Meenaxi Enterprise, Inc. v. Coca-Cola Co., 38 F.4th 1067 (Fed. Cir. Jun. 29, 2022)
Coca-Cola distributed a Thums Up cola and Limca lemon-lime soda in India and other foreign markets. Meenaxi had distributed a Thums Up cola and a Limca lemon-lime soda in the United States since 2008 and registered the THUMS UP and LIMCA marks in the United States in 2012. Coca-Cola brought cancellation proceedings under § 14(3) of the Lanham Act, asserting that Meenaxi was using the marks to misrepresent the source of its goods. The Trademark Trial and Appeal Board ("TTAB") held in Coca-Cola’s favor and cancelled Meenaxi's marks. Meenaxi appealed. The Federal Circuit reversed TTAB’s decision, concluding that Coca-Cola did not establish a statutory cause of action based on lost sales or reputational injury.
SynQor, Inc. v. Vicor Corp., No. 2020-1259, 2022 WL 2187567 (Fed. Cir. Jun. 17, 2022)
In 2017, the Federal Circuit affirmed-in-part, vacated-in-part, and remanded the Board's decisions in inter partes reexamination proceedings. Before the Board issued its remand decisions, the patent at issue expired. Unaware that the patent expired, the Board issued its remand decision over a year later, again finding claims 49 and 50 unpatentable. Patent Owner SynQor appealed, asking the Federal Circuit to vacate the Board’s decision rejecting claims 49 and 50, arguing that an appellate court can vacate a lower court's or administrative agency's decision when review of that decision on the merits becomes moot. The Federal Circuit granted SynQor's request for vacatur, finding that this case was similar to a prior Federal Circuit case where the Board's determination was vacated because the patent expired before the Board's appeals process was completed.
Judge Lourie dissented, stating that in the previous case, the Board rejected new claims two years before the patent expired, but in this case, the patent expired before the Board rejected new claims. Judge Lourie further stated that SynQor's failure to notify the Board of the patent's expiration looked like gamesmanship or negligence, and rewarding that conduct with vacatur was not equity.
Static Media LLC v. Leader Accessories LLC, 38 F.4th 1042 (Fed. Cir. Jun. 28, 2022)
Static first sued Leader in Wisconsin, and the parties agreed to a protective order. Then, Static sued OJ Commerce in Florida. Leader and OJ Commerce decided to enter into a Joint Defense Group to be governed by a Joint Defense Agreement.
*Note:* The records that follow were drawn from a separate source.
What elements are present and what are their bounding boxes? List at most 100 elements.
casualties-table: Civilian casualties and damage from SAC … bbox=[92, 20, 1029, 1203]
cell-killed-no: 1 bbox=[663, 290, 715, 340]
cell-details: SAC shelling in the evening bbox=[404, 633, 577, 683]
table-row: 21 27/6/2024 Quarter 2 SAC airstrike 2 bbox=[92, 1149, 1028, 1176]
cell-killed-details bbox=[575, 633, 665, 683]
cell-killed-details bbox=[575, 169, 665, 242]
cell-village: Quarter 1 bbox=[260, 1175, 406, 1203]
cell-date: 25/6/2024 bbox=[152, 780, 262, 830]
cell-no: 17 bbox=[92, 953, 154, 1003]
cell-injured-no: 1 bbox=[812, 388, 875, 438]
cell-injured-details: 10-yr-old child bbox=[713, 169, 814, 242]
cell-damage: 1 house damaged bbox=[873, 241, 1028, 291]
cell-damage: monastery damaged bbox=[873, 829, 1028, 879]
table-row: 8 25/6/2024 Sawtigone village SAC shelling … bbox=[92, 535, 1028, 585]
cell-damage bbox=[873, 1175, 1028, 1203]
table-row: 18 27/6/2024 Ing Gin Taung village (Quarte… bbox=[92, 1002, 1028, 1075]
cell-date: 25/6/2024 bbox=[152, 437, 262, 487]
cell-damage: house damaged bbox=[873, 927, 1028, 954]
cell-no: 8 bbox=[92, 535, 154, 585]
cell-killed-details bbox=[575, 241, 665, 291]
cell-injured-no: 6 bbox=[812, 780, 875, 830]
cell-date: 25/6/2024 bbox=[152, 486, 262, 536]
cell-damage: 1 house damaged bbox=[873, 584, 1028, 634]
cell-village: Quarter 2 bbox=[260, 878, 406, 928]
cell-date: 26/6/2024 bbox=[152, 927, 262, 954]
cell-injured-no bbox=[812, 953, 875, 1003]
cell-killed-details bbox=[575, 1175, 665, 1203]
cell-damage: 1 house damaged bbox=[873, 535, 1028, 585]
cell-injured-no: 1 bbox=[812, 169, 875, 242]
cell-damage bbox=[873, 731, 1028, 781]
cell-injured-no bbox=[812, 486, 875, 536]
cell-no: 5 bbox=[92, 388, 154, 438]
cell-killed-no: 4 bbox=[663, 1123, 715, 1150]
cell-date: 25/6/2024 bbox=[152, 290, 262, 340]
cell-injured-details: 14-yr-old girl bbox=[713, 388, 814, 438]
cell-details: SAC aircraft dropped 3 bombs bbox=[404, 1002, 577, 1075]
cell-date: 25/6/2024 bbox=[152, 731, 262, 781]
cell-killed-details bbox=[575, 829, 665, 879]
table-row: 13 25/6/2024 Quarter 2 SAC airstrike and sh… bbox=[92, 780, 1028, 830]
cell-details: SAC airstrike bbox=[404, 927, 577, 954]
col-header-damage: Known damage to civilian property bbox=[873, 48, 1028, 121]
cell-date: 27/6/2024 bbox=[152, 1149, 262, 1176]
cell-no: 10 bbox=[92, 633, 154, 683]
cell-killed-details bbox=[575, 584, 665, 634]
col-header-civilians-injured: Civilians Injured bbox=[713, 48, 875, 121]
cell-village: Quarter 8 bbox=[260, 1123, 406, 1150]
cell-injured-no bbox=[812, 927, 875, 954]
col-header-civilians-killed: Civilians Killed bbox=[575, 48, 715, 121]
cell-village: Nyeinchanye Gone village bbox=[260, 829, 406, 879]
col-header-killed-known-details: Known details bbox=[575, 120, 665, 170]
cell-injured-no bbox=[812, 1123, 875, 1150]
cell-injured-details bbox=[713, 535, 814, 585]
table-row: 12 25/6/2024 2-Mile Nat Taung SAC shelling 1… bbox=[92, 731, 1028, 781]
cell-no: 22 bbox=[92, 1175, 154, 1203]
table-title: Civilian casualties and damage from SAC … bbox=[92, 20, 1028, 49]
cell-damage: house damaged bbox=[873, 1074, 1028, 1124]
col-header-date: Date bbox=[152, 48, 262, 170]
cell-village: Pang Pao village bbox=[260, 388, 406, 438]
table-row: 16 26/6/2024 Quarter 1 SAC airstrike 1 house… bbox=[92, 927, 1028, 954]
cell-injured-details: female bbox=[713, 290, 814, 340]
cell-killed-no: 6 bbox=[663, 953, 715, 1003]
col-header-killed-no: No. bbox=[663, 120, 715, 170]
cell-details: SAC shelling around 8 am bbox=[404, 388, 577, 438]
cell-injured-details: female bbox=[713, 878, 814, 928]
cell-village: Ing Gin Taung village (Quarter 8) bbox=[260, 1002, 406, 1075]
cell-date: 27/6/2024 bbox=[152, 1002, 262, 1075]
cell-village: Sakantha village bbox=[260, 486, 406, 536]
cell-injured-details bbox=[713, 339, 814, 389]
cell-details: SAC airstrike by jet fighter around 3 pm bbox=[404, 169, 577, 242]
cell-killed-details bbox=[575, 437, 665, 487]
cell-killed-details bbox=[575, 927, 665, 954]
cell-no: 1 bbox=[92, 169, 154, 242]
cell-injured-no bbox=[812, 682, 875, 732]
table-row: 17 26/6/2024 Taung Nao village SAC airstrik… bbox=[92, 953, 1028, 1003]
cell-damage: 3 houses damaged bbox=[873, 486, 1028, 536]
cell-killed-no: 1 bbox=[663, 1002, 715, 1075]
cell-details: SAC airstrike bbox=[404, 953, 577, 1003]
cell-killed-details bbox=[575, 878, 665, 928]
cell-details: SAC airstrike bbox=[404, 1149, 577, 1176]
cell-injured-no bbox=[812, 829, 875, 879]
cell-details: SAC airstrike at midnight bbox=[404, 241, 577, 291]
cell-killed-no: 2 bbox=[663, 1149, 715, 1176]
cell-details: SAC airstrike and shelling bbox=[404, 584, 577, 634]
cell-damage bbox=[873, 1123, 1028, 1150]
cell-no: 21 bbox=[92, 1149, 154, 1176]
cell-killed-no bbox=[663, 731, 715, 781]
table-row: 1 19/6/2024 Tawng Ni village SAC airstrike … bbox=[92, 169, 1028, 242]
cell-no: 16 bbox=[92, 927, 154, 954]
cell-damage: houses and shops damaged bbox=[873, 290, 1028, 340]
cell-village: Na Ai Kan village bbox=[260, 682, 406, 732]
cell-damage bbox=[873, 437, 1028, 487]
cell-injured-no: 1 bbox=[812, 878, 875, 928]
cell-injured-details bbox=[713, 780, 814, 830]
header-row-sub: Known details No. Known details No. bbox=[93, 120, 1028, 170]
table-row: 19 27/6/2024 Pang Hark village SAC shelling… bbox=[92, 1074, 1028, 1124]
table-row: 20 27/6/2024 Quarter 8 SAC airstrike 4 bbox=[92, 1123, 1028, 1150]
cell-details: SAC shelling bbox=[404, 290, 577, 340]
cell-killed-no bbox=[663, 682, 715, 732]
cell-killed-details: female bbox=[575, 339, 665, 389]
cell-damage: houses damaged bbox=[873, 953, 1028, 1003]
Leader's attorney then shared confidential information with OJ Commerce's attorney who used the information to access a settlement proposal. As a result of this, the district court found Leader and Leader's counsel in civil contempt for violating the protective order and awarded Static Media LLC sanctions and attorney’s fees.
On appeal, the Federal Circuit concluded that it was improper to hold Leader and its attorney in contempt because, when read in context, there was a fair ground of doubt as to whether the protective order barred the attorney's disclosure to develop a joint defense strategy. Therefore, the disclosure was not a clear violation of the protective order.
Accordingly, the Federal Circuit reversed the district court's contempt finding and its award of sanctions and attorney's fees. Judge Reyna dissented, concluding that the district court did not abuse its discretion in determining that Appellant violated the protective order.